Beyond that, we've screwed the lawyers. For years, they've operated under the assumption the continued employment doctrine applied to afterthought covenants only. Now, they'll have to start calling their clients and tell them we've subtly shifted the law on them. Why doesn't anyone care about lawyers? I don't get this.
Perhaps I'm being too naive. The lawyers will find creative ways around today's ruling. They'll write non-compete agreements so that something else provides consideration beyond the inception of employment itself. Imagine all the self-serving consideration paragraphs we now have to analyze. So I guess consideration could be a signing bonus of $2,500 (which surely will be deducted from the employee's other forms of compensation), eligibility to receive a year-end bonus, or access to company confidential information. One lawyer already has suggested sufficient consideration might come from making the covenant inoperable in the event of a termination without cause. Desperation is the mother of all invention!
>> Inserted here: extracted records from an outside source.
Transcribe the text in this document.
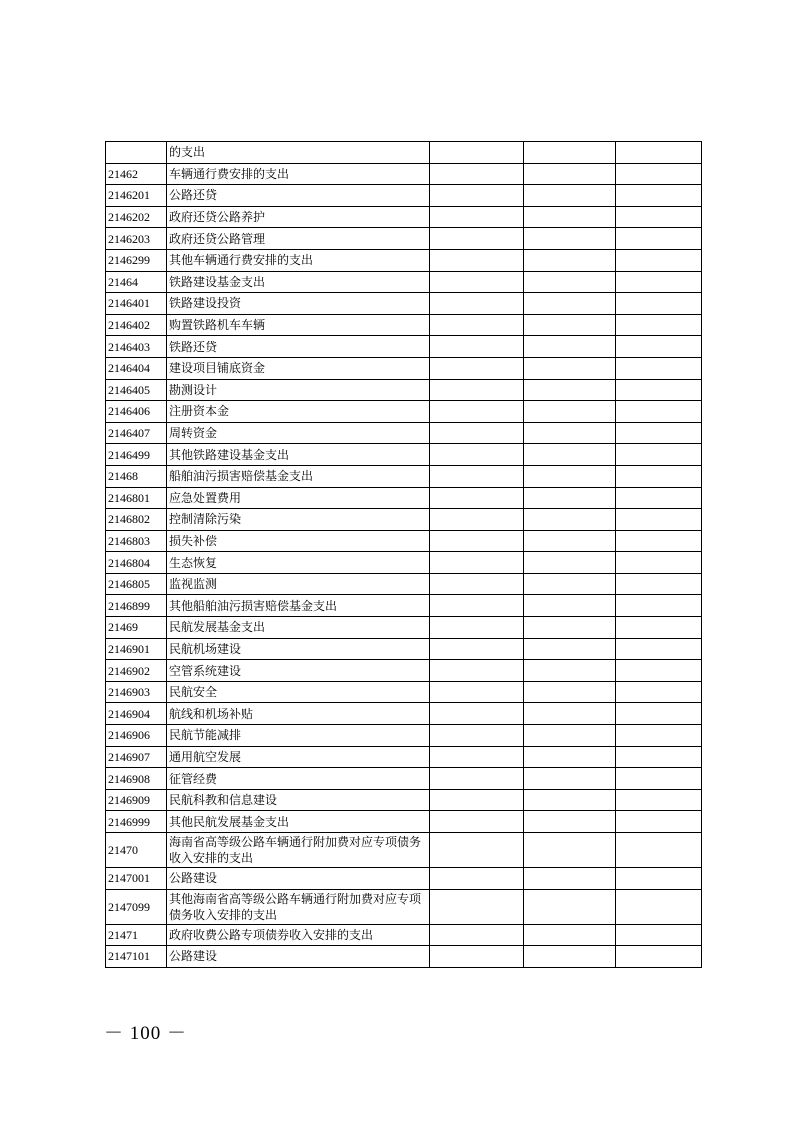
	的支出			
21462	车辆通行费安排的支出			
2146201	公路还贷			
2146202	政府还贷公路养护			
2146203	政府还贷公路管理			
2146299	其他车辆通行费安排的支出			
21464	铁路建设基金支出			
2146401	铁路建设投资			
2146402	购置铁路机车车辆			
2146403	铁路还贷			
2146404	建设项目铺底资金			
2146405	勘测设计			
2146406	注册资本金			
2146407	周转资金			
2146499	其他铁路建设基金支出			
21468	船舶油污损害赔偿基金支出			
2146801	应急处置费用			
2146802	控制清除污染			
2146803	损失补偿			
2146804	生态恢复			
2146805	监视监测			
2146899	其他船舶油污损害赔偿基金支出			
21469	民航发展基金支出			
2146901	民航机场建设			
2146902	空管系统建设			
2146903	民航安全			
2146904	航线和机场补贴			
2146906	民航节能减排			
2146907	通用航空发展			
2146908	征管经费			
2146909	民航科教和信息建设			
2146999	其他民航发展基金支出			
21470	海南省高等级公路车辆通行附加费对应专项债务收入安排的支出			
2147001	公路建设			
2147099	其他海南省高等级公路车辆通行附加费对应专项债务收入安排的支出			
21471	政府收费公路专项债券收入安排的支出			
2147101	公路建设			
－ 100 －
In sifting through this precedential mess and trying to make sense of where we're at now, I am reminded of a quote from one of the great American movies of my lifetime - Billy Madison - which somehow seems fitting here:
Mr. Madison, what you've just said is one of the most insanely idiotic things I have ever heard. At no point in your rambling, incoherent response were you even close to anything that could be considered a rational thought. Everyone in this room is now dumber for having listened to it. I award you no points, and may God have mercy on your soul.I would hold simply this: The continued employment doctrine only applies in the event of a covenant not to compete signed after the start of employment. And in all cases, the Court must consider the totality of the circumstances to determine whether continued employment provides sufficient consideration for an afterthought covenant, consistent with the general principles in Reliable Fire Equipment v. Arredondo. #CommonSense #JudicialRockStar #Pragmatist
I beg the lawyers for Premier Dealer Services to petition for rehearing on this issue. Or appeal to the Supreme Court of Illinois. I need a drink."